Nel dettaglio, il Pride romano -quest’anno gemellato con quello di Belgrado- partirà da piazza della Repubblica per arrivare a piazza Venezia, “passando anche da piazza Vittorio -dice Maccarrone-, simbolo di convivenza multietnica e multiculturale”.
Saranno 15, 5 in più della scorsa edizione, i carri allegorici preparati dalle più diverse realtà, dalla Cgil al centro sociale Acrobax. Due gli hashtag su Twitter, #liberiamoci e #human. E, per la prima volta, il sindaco, la giunta e il consiglio comunale, accompagnati dai minisindaci dei municipi romani, sfileranno dietro uno striscione del Campidoglio, con la scritta Roma e lo scudo simbolo della città.
MONSIGNOR PAGLIA – “Io sono rispettoso di tutte le individualità; dirò di più: per me ogni persona è sacra, in qualsiasi situazione si trovi. Ma da che mondo è mondo, la famiglia è formata soltanto da un uomo e una donna, con i loro figli. Bisogna evitare una nuova Babele”. E’ quanto sottolinea all’AdnKronos monsignor Vincenzo Paglia, presidente del Pontificio Consiglio per la famiglia.
“Dobbiamo prendere coscienza che su questo punto siamo chiamati a una battaglia radicale – avverte il presidente del dicastero vaticano – E’ questa famiglia, marito e moglie con i figli, a creare e formare la società, la cultura, la storia e in definitiva un popolo. Ed è questa la famiglia che non va discriminata”.

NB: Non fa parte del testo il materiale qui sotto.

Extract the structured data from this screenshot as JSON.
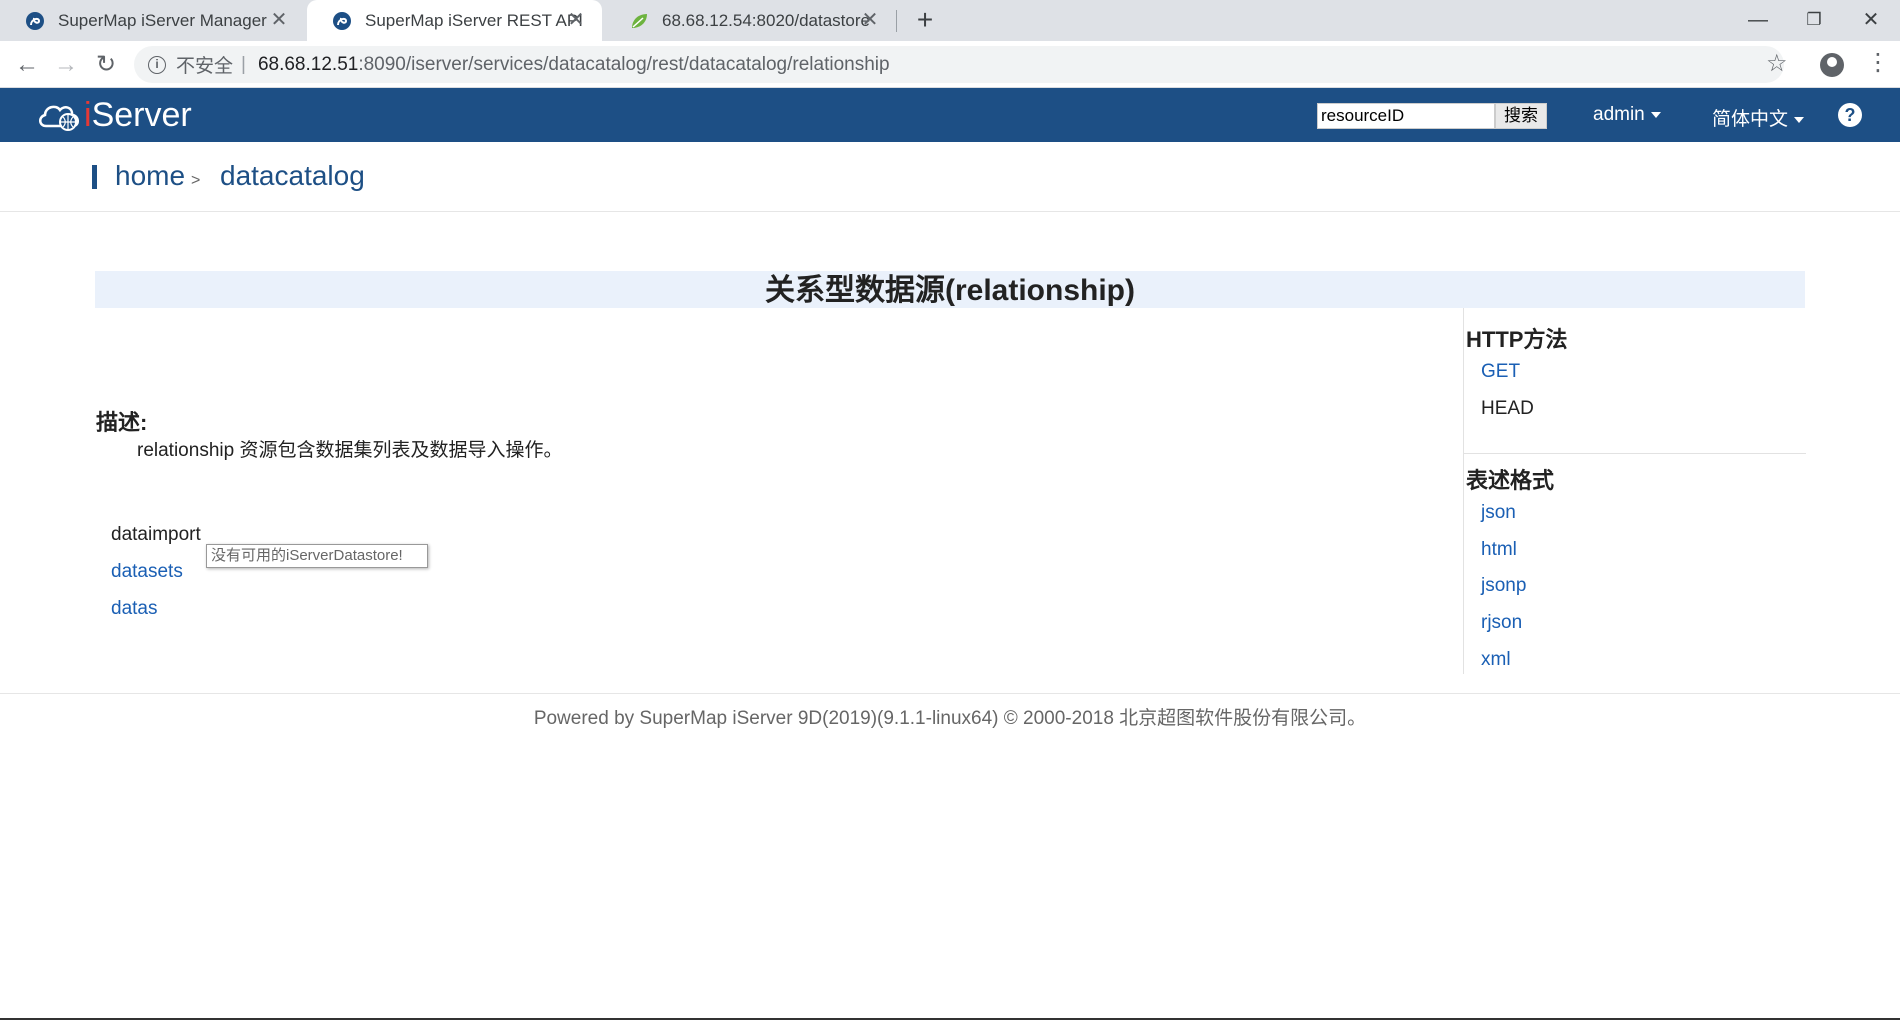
{
  "browser": {
    "tabs": [
      {
        "title": "SuperMap iServer Manager",
        "favicon": "supermap-icon",
        "active": false
      },
      {
        "title": "SuperMap iServer REST API",
        "favicon": "supermap-icon",
        "active": true
      },
      {
        "title": "68.68.12.54:8020/datastore",
        "favicon": "leaf-icon",
        "active": false
      }
    ],
    "address": {
      "security_label": "不安全",
      "host": "68.68.12.51",
      "path": ":8090/iserver/services/datacatalog/rest/datacatalog/relationship"
    }
  },
  "header": {
    "logo_prefix": "i",
    "logo_text": "Server",
    "search_value": "resourceID",
    "search_button": "搜索",
    "user_menu": "admin",
    "language_menu": "简体中文",
    "help": "?"
  },
  "breadcrumb": {
    "home": "home",
    "separator": ">",
    "current": "datacatalog"
  },
  "main": {
    "title": "关系型数据源(relationship)",
    "description_heading": "描述:",
    "description_text": "relationship 资源包含数据集列表及数据导入操作。",
    "children": [
      {
        "label": "dataimport",
        "link": false
      },
      {
        "label": "datasets",
        "link": true
      },
      {
        "label": "datas",
        "link": true
      }
    ],
    "tooltip": "没有可用的iServerDatastore!"
  },
  "sidebar": {
    "http_methods_title": "HTTP方法",
    "http_methods": [
      {
        "label": "GET",
        "link": true
      },
      {
        "label": "HEAD",
        "link": false
      }
    ],
    "formats_title": "表述格式",
    "formats": [
      "json",
      "html",
      "jsonp",
      "rjson",
      "xml"
    ]
  },
  "footer": {
    "text": "Powered by SuperMap iServer 9D(2019)(9.1.1-linux64) © 2000-2018 北京超图软件股份有限公司。"
  },
  "colors": {
    "header_bg": "#1d4f85",
    "link": "#1a5fb4",
    "title_band": "#eaf1fb"
  }
}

Poi, aggiunge monsignor Paglia, “possono anche individuarsi altri modi di convivenza, applicando ad esempio in Italia l’articolo 2 della Costituzione la quale però – ricorda – all’articolo 29 individua con chiarezza cosa si deve intendere per famiglia. Purtroppo – lamenta – la società sembra votata al culto della egolatria, sul cui altare si è pronti a sacrificare tutto, in nome di un esasperato individualismo”.